Мне потребовалось почти физическое усилие, чтобы вновь закрыть глаза, открыть и вернуться в Бен-Гурион. Несколько секунд взгляд мой упирался в дурацкий сине-красный светящийся «SAKAL», выросший на том месте, где только что сверкали карие глазки Михаила Романыча, а затем я понял, что в чувство смогу себя привести, лишь вышибив клин клином, и опять закрыл глаза, но при этом сказал себе:

– А если вот так?

И вновь позвонил в обтянутую черным, разграфленным на ромбы, дермантином дверь Мишкиной квартиры, но на сей раз, когда она отворилась, вместо Мишки выросла Галка. Я пытался мысленно заставить ее упереть руки в боки, что должно было охладить мой пыл и заставить меня спокойно составить план действий, но ничего не получалось. Галка оказалась не нынешней, ушедшей к чужаку, а той, с которой мы пятнадцать лет назад познакомились – красивой, черноволосой, похожей на Майю Плисецкую в лучшие годы, и я понял, что по-прежнему ее обожаю, ту, прежнюю, насчет нынешней, правда, непонятно, но отдавать кому-либо точно не собираюсь. Похоже, в мое чувство к Дворе вползла змейка-трещинка.

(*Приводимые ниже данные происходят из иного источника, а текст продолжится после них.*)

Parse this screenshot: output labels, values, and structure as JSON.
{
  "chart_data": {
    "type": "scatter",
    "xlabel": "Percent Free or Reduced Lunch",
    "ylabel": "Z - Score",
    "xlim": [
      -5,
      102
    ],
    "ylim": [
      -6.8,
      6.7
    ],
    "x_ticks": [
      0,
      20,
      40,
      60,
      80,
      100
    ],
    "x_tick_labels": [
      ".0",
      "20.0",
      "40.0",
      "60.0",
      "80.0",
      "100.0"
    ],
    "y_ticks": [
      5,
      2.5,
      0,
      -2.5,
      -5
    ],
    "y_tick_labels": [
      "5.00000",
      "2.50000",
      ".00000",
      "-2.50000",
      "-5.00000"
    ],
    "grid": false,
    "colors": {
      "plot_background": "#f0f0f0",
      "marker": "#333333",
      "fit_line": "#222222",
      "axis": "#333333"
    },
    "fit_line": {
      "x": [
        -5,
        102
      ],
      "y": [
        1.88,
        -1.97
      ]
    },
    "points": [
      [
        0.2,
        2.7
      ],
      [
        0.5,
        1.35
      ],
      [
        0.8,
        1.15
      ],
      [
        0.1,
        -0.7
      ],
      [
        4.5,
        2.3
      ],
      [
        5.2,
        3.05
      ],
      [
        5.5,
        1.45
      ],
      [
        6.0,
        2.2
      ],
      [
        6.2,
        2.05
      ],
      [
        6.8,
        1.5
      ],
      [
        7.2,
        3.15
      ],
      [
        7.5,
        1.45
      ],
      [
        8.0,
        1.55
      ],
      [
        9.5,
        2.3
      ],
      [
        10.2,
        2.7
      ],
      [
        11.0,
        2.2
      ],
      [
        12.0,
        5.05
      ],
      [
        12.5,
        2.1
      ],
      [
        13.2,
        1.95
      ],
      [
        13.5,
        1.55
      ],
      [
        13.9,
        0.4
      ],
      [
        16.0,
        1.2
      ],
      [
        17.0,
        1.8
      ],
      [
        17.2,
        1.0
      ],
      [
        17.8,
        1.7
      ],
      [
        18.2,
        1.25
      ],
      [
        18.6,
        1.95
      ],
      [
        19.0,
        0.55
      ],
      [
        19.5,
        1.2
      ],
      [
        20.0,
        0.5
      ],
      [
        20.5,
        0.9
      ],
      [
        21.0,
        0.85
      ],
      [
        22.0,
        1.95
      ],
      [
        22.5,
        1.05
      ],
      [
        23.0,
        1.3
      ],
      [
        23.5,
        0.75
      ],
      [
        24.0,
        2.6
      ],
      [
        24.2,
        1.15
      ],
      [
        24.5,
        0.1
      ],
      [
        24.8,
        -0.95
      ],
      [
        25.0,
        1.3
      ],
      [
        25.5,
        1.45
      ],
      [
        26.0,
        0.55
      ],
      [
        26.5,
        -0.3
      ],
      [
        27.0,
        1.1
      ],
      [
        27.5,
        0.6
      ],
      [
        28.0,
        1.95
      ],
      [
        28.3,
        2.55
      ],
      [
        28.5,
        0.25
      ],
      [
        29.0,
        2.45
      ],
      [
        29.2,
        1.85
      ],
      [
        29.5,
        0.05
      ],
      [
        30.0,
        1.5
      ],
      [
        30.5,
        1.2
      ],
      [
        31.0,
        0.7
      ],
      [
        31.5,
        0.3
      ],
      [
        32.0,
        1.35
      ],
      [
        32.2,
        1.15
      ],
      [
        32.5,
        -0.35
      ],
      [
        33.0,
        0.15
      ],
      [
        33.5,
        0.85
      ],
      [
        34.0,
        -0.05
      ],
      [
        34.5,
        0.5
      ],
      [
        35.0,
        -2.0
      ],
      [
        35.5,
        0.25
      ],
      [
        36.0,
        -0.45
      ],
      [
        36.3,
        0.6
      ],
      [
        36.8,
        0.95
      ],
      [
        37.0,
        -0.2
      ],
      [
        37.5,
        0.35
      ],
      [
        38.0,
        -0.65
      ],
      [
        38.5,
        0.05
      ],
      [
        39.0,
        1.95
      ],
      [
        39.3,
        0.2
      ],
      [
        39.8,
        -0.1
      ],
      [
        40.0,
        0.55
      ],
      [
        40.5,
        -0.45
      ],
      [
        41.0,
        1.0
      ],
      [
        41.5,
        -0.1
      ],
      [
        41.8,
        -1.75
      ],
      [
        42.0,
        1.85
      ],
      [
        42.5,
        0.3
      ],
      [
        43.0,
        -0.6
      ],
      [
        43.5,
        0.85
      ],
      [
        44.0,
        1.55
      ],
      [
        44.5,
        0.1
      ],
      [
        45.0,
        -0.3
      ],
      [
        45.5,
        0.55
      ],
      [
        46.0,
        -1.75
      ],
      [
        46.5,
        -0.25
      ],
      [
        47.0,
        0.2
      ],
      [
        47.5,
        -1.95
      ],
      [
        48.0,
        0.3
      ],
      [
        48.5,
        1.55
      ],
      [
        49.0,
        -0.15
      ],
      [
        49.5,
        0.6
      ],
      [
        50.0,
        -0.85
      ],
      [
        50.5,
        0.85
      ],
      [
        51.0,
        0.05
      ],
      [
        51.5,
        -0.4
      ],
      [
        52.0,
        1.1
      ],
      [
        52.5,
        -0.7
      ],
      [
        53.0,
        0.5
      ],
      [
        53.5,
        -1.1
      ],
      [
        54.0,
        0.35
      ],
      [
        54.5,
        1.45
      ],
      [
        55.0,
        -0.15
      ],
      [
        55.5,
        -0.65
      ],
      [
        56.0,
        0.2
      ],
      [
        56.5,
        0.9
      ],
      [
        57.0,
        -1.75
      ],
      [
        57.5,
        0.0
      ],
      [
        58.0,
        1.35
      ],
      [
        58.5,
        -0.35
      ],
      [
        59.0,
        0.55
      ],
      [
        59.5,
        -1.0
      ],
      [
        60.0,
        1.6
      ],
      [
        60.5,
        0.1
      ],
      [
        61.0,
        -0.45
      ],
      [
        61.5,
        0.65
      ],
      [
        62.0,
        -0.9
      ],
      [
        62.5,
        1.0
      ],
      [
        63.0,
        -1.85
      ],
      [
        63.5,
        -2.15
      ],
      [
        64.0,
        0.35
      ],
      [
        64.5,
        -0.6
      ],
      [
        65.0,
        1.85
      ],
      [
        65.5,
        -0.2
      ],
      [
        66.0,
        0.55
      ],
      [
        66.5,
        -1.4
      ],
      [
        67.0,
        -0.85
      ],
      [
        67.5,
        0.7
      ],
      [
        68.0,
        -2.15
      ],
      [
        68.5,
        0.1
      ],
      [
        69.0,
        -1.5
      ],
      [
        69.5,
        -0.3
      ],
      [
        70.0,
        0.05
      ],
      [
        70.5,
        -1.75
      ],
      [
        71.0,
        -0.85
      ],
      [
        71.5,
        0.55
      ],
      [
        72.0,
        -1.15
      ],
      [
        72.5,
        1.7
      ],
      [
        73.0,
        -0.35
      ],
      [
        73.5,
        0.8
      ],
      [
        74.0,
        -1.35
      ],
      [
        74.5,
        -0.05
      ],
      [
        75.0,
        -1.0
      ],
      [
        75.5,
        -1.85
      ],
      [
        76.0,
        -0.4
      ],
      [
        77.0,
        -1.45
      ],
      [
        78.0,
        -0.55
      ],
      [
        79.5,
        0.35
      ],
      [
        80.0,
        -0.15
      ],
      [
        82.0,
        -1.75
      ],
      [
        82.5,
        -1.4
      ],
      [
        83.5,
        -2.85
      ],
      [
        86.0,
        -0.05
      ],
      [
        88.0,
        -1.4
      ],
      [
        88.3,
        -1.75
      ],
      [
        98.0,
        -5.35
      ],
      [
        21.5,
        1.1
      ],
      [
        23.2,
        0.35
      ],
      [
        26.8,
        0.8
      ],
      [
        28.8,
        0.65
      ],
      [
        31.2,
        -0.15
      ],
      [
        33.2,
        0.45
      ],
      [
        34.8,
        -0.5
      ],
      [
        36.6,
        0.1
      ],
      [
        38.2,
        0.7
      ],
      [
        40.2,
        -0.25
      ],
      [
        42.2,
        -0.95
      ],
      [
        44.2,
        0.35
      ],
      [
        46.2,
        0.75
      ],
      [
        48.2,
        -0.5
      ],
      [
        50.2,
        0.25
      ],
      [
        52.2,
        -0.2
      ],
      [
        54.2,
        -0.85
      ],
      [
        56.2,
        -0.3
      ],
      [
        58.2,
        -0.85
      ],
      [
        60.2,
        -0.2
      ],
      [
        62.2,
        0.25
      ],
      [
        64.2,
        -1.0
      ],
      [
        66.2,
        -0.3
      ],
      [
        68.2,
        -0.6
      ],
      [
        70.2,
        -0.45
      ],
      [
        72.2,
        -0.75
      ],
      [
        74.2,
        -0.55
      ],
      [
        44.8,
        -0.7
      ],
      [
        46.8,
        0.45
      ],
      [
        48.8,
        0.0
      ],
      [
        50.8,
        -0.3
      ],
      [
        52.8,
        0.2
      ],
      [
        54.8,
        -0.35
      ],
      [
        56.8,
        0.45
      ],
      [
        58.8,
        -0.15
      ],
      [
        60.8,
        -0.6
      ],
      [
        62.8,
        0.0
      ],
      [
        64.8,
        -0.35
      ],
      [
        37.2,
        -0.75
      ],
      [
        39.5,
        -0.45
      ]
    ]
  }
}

– Ну, а так? – уже не веря в успех, в последний раз попытался меня образумить сидящий где-то во мне трезвый я, и из-под Галкиной руки вынырнул еще никогда мною не виденный Николай, безликий, как ангел, с которым боролся Яаков. Но, как и следовало ожидать, я, не отходя от кассы, оторвал ему окутанную по самые глаза арафаткой голову, так, что тело его улетучилось, даже не успев упасть на пол, а наградой мне была Галочкина эротическая белозубая улыбка, которая напомнила мне о самых наших жарких временах.